22 de Outubro de 2020 Robert Bibeau
Neste momento, a
pandemia está a aumentar de forma incontrolável (ver link -la pandémie s’intensifie de façon incontrôlée) em quase todos os países do continente, com
governos e a imprensa a culpar os confinamentos pelo desastre económico. Mas
basta olhar para os números e olhar para trás para ver que a pandemia acelerou processos que estavam em
andamento há muito tempo e eram de natureza geral.
Na mesma semana, as Nações Unidas divulgaram um relatório que mostra como entre 2010 e 2020, à medida que o investimento estrangeiro directo acumulado globalmente aumentou 83%, dezasseis dos duzentos e dois países diminuíram a sua capacidade para manter e atrair capitais estrangeiros (ver link - entre 2010 et 2020, alors que les investissements étrangers directs accumulés au niveau mondial ont augmenté de 83 %, seize des deux cent deux pays ont reculé dans leur capacité à maintenir et à attirer les capitaux étrangers) . Não é de surpreender que na lista dos dezesseis países infelizes haja Estados falidos como a Venezuela. Mas também havia os chamados países emergentes, como a Argentina, a África do Sul e a Turquia. Juntos, eles formam o último lote de capitais nacionais falhados na competição global dos capitais. O capital internacional investido na Argentina, por exemplo, caiu de 0,91% do stock global de capital internacional em 2010 para apenas 0,19% em 2019.

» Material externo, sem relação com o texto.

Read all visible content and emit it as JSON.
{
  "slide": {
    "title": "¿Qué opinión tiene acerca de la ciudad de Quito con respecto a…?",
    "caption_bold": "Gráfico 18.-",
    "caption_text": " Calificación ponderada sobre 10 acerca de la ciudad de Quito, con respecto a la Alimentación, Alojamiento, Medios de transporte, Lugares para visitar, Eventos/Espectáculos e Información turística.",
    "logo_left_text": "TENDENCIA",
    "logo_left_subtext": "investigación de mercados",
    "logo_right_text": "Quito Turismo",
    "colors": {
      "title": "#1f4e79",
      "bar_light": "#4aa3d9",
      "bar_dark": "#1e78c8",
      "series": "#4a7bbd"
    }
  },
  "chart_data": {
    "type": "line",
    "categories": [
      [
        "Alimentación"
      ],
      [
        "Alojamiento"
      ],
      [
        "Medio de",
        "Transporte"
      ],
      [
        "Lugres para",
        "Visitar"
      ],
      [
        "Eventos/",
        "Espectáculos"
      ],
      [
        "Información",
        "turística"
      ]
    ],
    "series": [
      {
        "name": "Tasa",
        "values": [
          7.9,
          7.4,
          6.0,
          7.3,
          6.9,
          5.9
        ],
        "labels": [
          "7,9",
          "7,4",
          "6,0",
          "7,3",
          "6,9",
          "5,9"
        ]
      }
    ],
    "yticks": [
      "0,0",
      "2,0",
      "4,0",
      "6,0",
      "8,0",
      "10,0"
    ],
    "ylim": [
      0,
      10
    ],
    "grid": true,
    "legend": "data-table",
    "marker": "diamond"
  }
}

Quando se olha para a situação numa década de retrospectiva, as desculpas usuais desaparecem: o sistema político dos três países permanece estável em comparação com muitos dos ganhadores, a Argentina e a África do Sul tiveram durante a década governos aparentemente muito diferentes, o Covid não produziu nenhuma interrupção até alguns há alguns meses após o final das séries estatísticas e, claro, não se pode dizer que nenhum dos três impôs restrições particulares ao capital estrangeiro durante os últimos dez anos. O que se destaca é o que os três têm em comum: a sua posição no capitalismo global.

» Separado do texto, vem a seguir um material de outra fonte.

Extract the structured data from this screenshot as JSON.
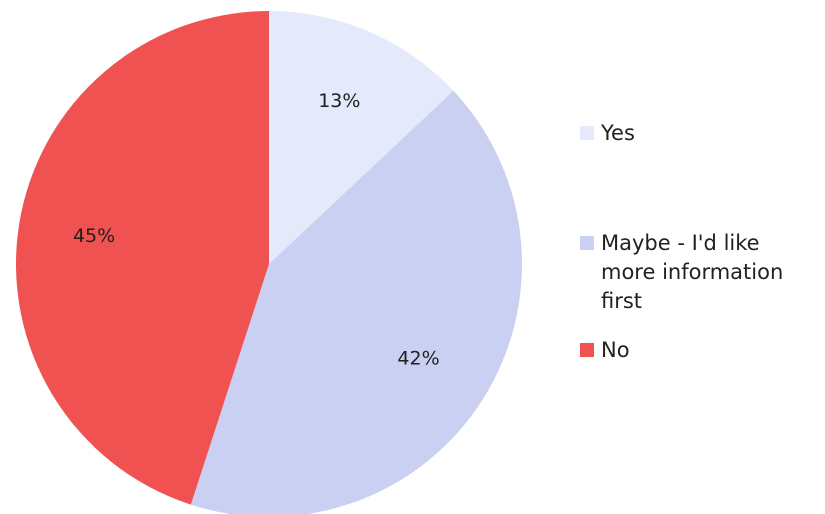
{
  "chart_data": {
    "type": "pie",
    "title": "",
    "start_angle_deg": 0,
    "direction": "clockwise",
    "slices": [
      {
        "label": "Yes",
        "value": 13,
        "display": "13%",
        "color": "#e4e9fb"
      },
      {
        "label": "Maybe - I'd like more information first",
        "value": 42,
        "display": "42%",
        "color": "#c9d0f1"
      },
      {
        "label": "No",
        "value": 45,
        "display": "45%",
        "color": "#f05252"
      }
    ],
    "legend_position": "right"
  }
}
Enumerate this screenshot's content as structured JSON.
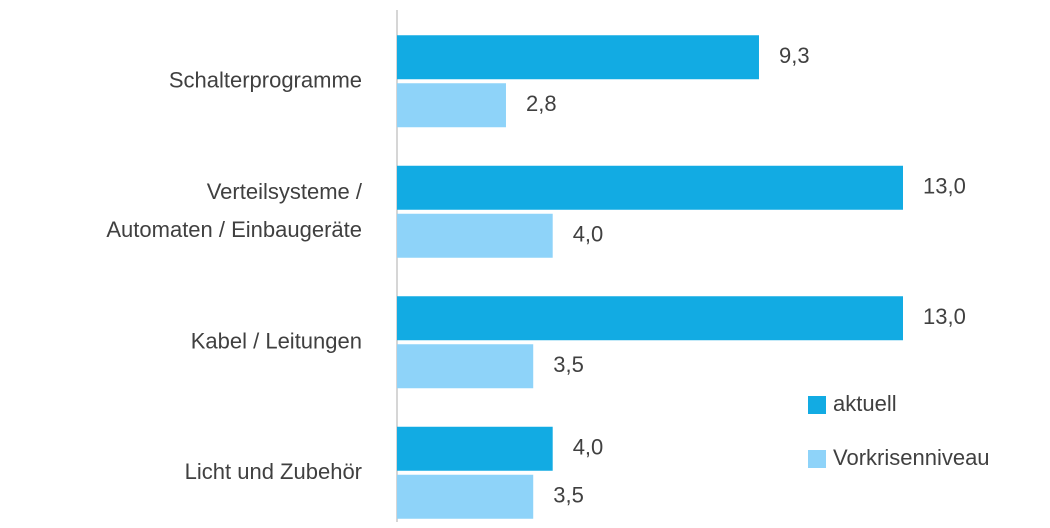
{
  "chart_data": {
    "type": "barh",
    "categories": [
      "Schalterprogramme",
      "Verteilsysteme / Automaten / Einbaugeräte",
      "Kabel / Leitungen",
      "Licht und Zubehör"
    ],
    "series": [
      {
        "name": "aktuell",
        "color": "#12abe3",
        "values": [
          9.3,
          13.0,
          13.0,
          4.0
        ],
        "value_labels": [
          "9,3",
          "13,0",
          "13,0",
          "4,0"
        ]
      },
      {
        "name": "Vorkrisenniveau",
        "color": "#8ed3f9",
        "values": [
          2.8,
          4.0,
          3.5,
          3.5
        ],
        "value_labels": [
          "2,8",
          "4,0",
          "3,5",
          "3,5"
        ]
      }
    ],
    "xlim": [
      0,
      13
    ],
    "legend": "lower right"
  }
}
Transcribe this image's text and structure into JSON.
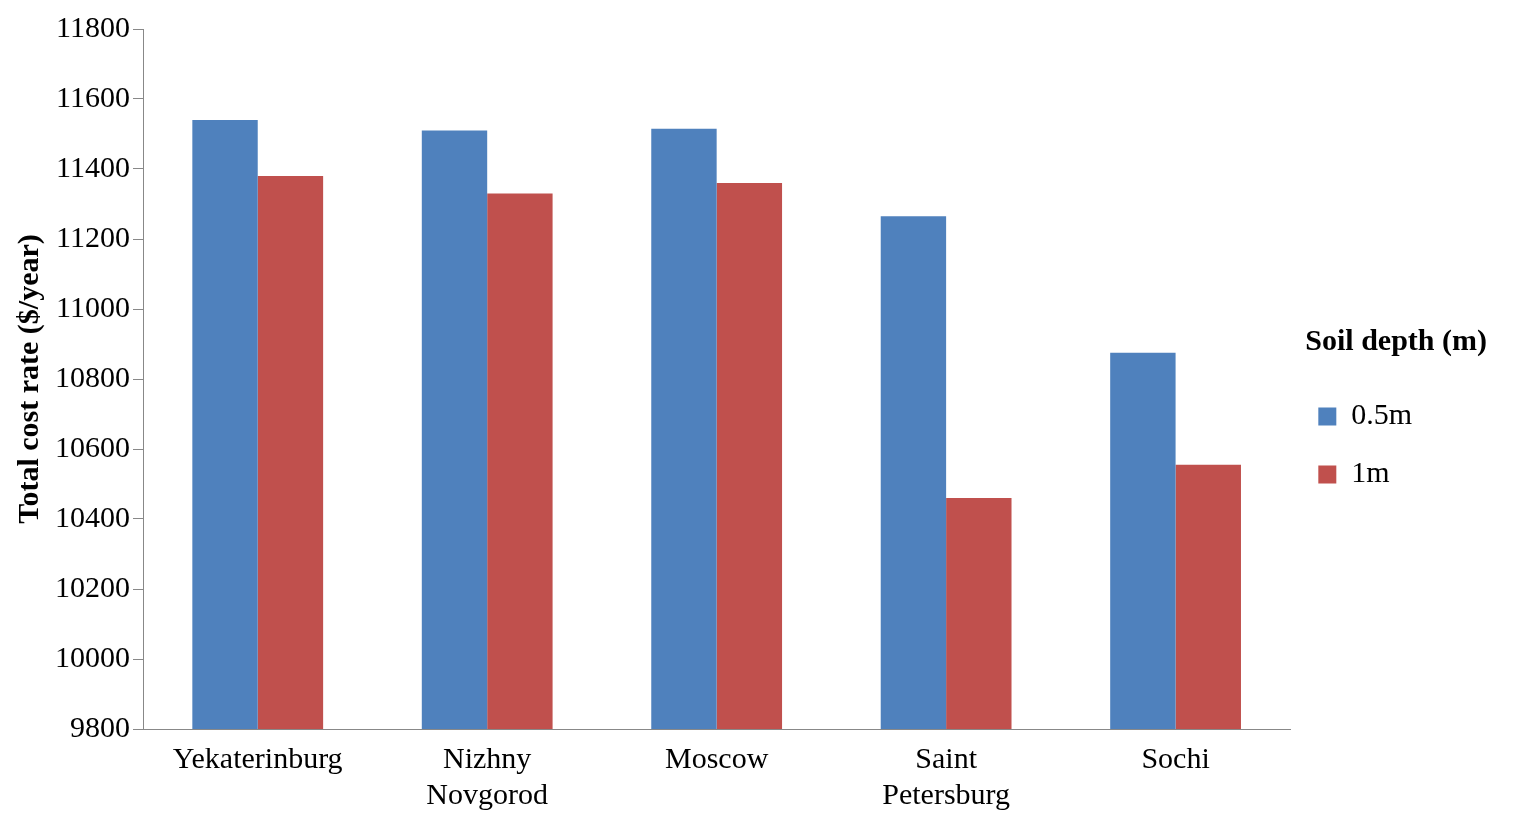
{
  "chart_data": {
    "type": "bar",
    "ylabel": "Total cost rate ($/year)",
    "legend_title": "Soil depth (m)",
    "categories": [
      "Yekaterinburg",
      "Nizhny Novgorod",
      "Moscow",
      "Saint Petersburg",
      "Sochi"
    ],
    "series": [
      {
        "name": "0.5m",
        "color": "#4f81bd",
        "values": [
          11540,
          11510,
          11515,
          11265,
          10875
        ]
      },
      {
        "name": "1m",
        "color": "#c0504d",
        "values": [
          11380,
          11330,
          11360,
          10460,
          10555
        ]
      }
    ],
    "ylim": [
      9800,
      11800
    ],
    "yticks": [
      9800,
      10000,
      10200,
      10400,
      10600,
      10800,
      11000,
      11200,
      11400,
      11600,
      11800
    ],
    "grid": false,
    "legend": "right"
  }
}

Países emergentes ou semi-colónias?
Index da producção industrial da Argentina. |
Historicamente, esses três países entraram relativamente tarde na competição capitalista mundial. Enquanto o capitalismo já estava a entrar na sua fase imperialista, a indústria nacional estava apenas a começar a surgir. Quando finalmente emergiu, os mercados domésticos não capitalistas - artesanato, campesinato independente, etc. - não geravam procura suficiente para todo o valor que produziam. Trata-se de capitais nacionais que nasceram com uma necessidade premente de entrar no mercado externo. Nos países do antigo capitalismo, essa fome de mercados - e do destino do capital que se acumulou a cada ciclo - resultou no militarismo e numa luta violenta pelas colónias, num forte aumento da centralização e da concentração de capital que levaria aos monopólios de hoje e ao capitalismo de estado, e duas guerras mundiais.

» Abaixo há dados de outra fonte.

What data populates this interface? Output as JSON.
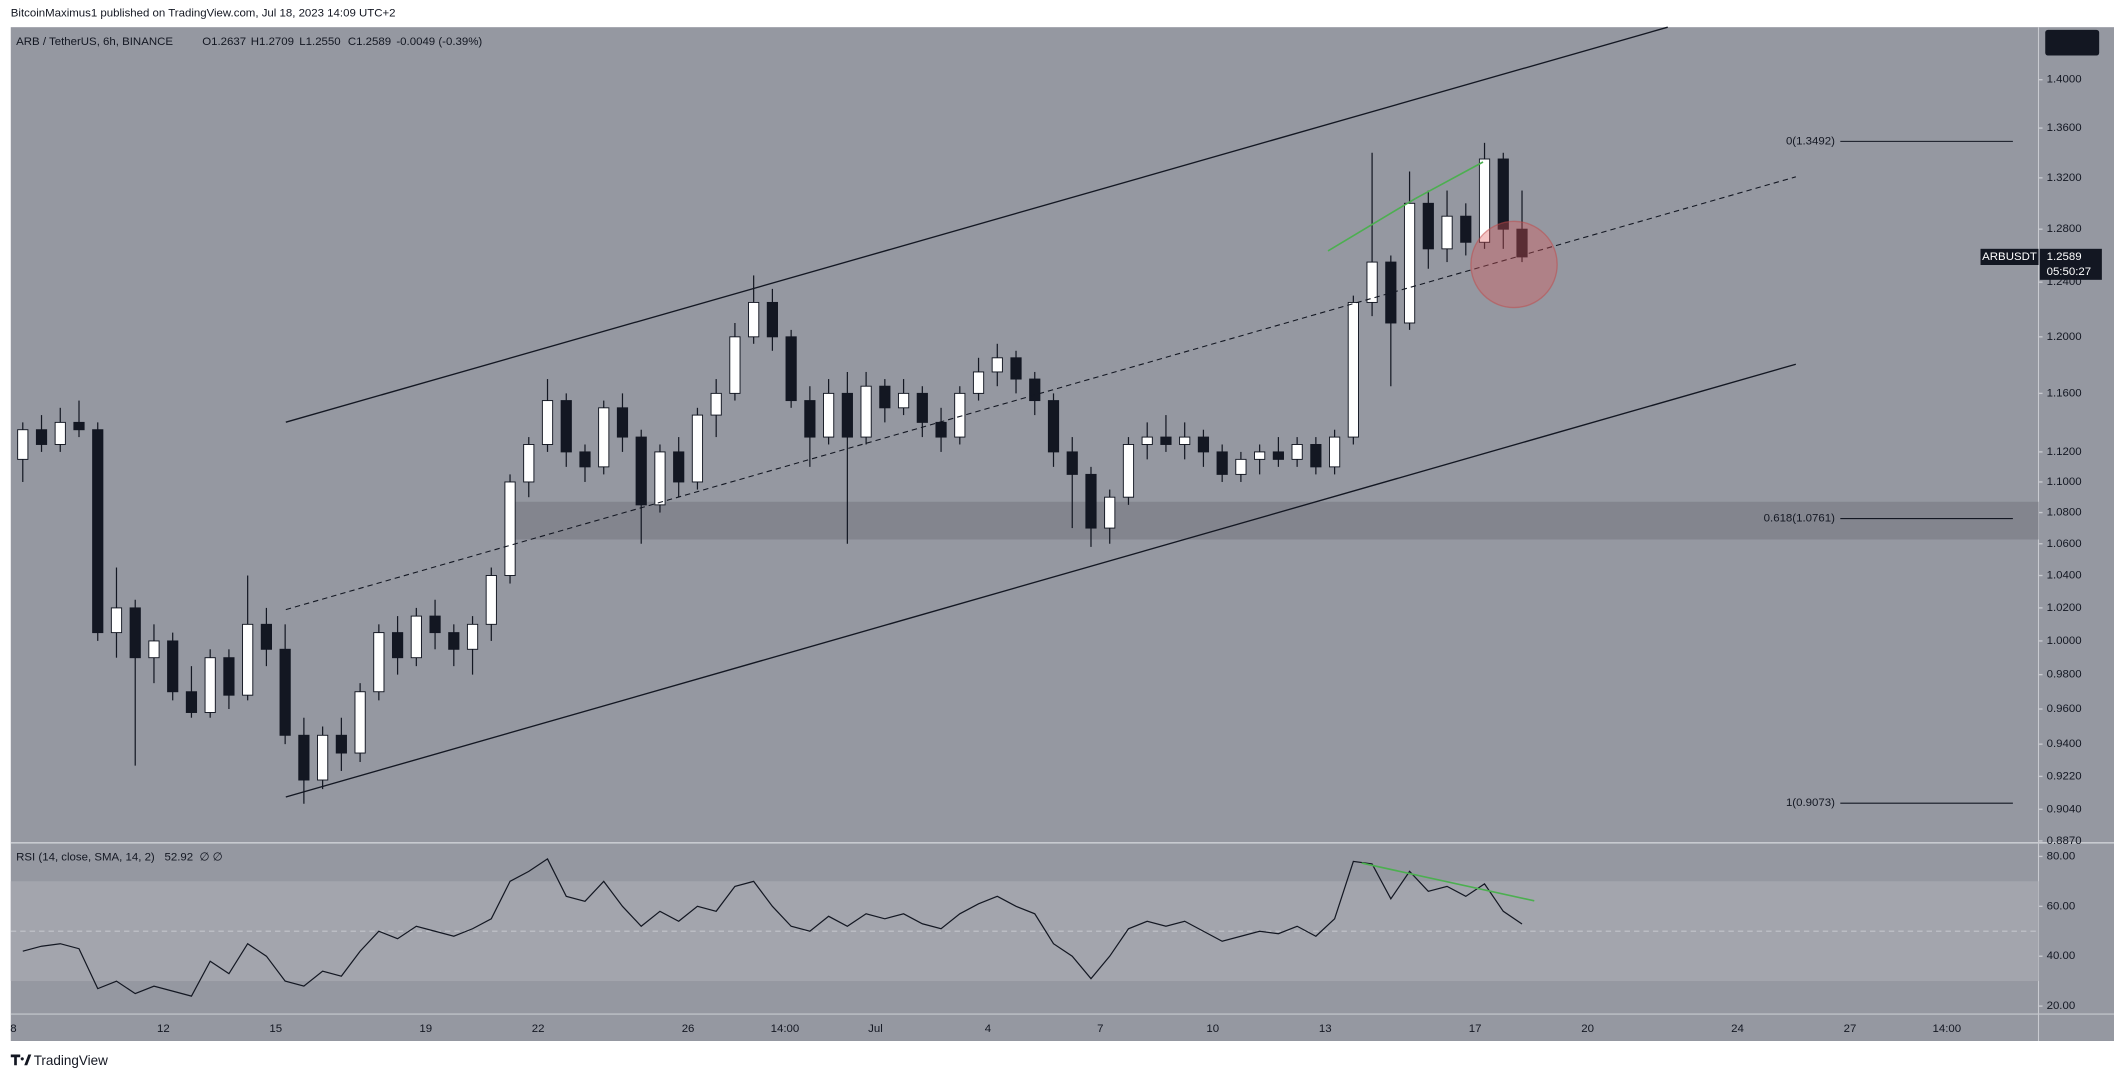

Mas esses jovens capitais nacionais vêm de economias coloniais. Aparentemente, não faltavam compradores. As mesmas potências imperialistas que se enfureciam umas contra as outras, levando milhões de trabalhadores à morte nos campos da honra para garantir os lucros do seu próprio capital, obtinham matérias-primas de todos os tipos, comprando-as em quantidades massivas. Logicamente, o capital nacional dos países recém-chegados estava concentrado nessas indústrias de exportação.
O paradoxo é que os países que aparentemente não tiveram problemas para exportar não conseguiram alcançar a industrialização massiva que caracterizou a ascensão do capitalismo noutros países. O motivo é compreensível. Como podemos ver hoje quando analisamos as reclamações dos agricultores espanhóis (ver link - lorsque nous analysons les plaintes des agriculteurs espagnols), o sector primário não pode aumentar a sua produtividade na mesma proporção que os sectores industrial e de serviços. Em breve haverá um limite para o investimento de capital (à valorização dos capitais. NDT). Além disso, mais cedo ou mais tarde a procura internacional atingirá o pico ou diminuirá. E o que é pior: os preços internacionais vão variar dependendo da situação e como o capital dos compradores está concentrado em grandes monopólios, eles terão cada vez mais poder sobre as margens. Com isso, os lucros acumulados do sector primário, nalgum momento, terão dificuldade de se alocar naquele próprio sector. E fora disso ... não há nada. A situação nesses países passou de colonial para… semicolonial.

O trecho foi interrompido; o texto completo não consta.